Dr Murali: I also thank you, Bob, for arranging this very, very interesting discussion. When you think of guidelines, I think it's important to recognize that guidelines are recommendations. They are recommendations that allow you to decide on a direction of therapy. And that's what they are. The guidelines are developed based on evidence in the literature and evidence in the literature comes from clinical trials which have specific inclusion/exclusion criteria and statistical analysis. Whatever it is, I think guidelines are just recommendations. So you have to take it in that context when you apply them. Since you're dealing with a very heterogeneous disease, you have to articulate goals of therapy and tailor those recommendations to each patient individually to get the best clinical outcome. Because of that, I think guidelines are not a cookbook recipe that applies to everybody. And the outcomes may not be as predicted by the guidelines in every patient. These are some of the gaps that we encounter, not just in this field, but in any field when you translate guidelines into clinical practice. But as the guidelines become more mature, as more robust data become available and some of these gaps will narrow, and perhaps then the translation of guidelines to clinical practice can be absolute. In pulmonary hypertension, we are not there yet.

Dr Schilz: Very good. Rich, your closing perspectives?

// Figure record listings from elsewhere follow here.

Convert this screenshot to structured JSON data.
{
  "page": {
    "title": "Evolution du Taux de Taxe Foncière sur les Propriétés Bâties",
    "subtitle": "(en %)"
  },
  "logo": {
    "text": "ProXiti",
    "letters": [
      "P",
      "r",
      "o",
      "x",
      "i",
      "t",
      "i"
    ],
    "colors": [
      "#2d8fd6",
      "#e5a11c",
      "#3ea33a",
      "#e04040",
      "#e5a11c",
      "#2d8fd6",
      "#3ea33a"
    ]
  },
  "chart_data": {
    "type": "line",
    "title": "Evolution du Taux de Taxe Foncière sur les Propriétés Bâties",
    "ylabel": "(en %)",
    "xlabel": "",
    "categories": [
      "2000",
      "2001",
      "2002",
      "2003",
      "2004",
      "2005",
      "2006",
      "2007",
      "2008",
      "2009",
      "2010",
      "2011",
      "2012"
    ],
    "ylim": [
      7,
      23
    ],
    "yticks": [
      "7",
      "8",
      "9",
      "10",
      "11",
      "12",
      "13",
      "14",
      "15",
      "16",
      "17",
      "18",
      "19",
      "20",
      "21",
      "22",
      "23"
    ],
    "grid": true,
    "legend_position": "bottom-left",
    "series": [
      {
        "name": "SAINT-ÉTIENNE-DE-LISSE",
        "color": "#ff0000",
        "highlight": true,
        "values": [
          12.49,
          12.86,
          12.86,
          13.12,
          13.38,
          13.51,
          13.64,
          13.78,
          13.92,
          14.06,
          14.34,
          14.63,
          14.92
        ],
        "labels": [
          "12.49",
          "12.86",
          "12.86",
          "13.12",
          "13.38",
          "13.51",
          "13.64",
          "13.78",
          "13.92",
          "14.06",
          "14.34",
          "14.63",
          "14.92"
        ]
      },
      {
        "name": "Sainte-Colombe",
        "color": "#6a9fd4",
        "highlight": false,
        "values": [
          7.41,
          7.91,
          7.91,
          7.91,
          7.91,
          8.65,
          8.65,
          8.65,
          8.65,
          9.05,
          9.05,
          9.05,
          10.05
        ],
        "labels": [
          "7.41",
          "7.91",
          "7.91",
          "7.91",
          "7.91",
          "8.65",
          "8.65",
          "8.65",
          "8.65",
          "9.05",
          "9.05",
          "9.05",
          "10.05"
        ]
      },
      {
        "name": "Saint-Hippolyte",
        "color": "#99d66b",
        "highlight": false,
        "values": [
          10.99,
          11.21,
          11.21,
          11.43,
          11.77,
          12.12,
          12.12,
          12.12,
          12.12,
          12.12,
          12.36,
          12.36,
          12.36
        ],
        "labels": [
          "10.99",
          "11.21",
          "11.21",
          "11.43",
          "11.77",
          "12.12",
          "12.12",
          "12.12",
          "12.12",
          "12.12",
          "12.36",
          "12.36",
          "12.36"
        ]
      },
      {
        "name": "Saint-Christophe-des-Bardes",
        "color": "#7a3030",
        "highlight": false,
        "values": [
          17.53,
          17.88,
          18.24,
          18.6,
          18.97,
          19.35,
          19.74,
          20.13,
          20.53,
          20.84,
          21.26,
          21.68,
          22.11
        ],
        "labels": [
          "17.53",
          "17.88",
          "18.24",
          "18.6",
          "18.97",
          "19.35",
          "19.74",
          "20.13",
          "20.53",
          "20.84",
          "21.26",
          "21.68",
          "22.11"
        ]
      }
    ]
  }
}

Dr Channick: Thanks, Bob. Great discussion. I would echo what I think the others are saying and maybe it does have to do with our advanced experience levels or age, you might say, the 100 years. If guidelines were perfect, you wouldn't need physicians, right? I mean, you could just go down the recipe and say, “This is what I do, number 1, number 2, number 3.” I don't think we're there nor I don't think we'll ever be there. I think in complex diseases like pulmonary hypertension there's too much heterogeneity; there are too many nuances, so that a set of written guidelines can't manage patients. It can bring up very broad ideas about treatment strategies based on very well done clinical trials, but I don't think it is nor will ever be a substitute for clinical judgment and experience. So I guess that's job security. (laughter)

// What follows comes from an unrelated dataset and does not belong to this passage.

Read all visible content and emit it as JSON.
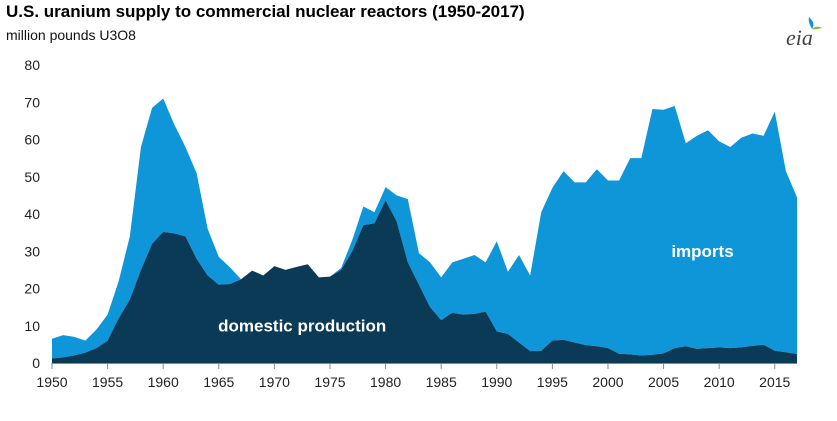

Dr Schilz: Well put. Speaking then from job security, Bob, as was pointed out earlier, you have some of the longest job security among us. I thank you for joining us in this discussion. Your closing perspectives?

Dr Bourge: Well, let me thank you, too, like the others. I'll say having participated in lots of calls like this, Bob, you did the best job of anyone I've ever been on, in terms of moderating and getting people focused. You did a great job. What I like to say in terms of following the guidelines, and this is actually what I say to a lot of medical directors of insurance companies, guidelines are recommendations, they're not, and I underline, not rules. In other words, they're suggestions on how to do it, based on what we know so far and they're continuously changing. I can remember the days when we didn't have any guidelines because there was no therapy, other than hopefully getting a heart-lung block for a patient who was likely to die before they got that transplant. So we've come a long way.

Dr Schilz: I truly appreciate everyone's input to this very important discussion of not-so-straightforward topics and what I think of as necessary exercises in navigating the space between evidence and experience.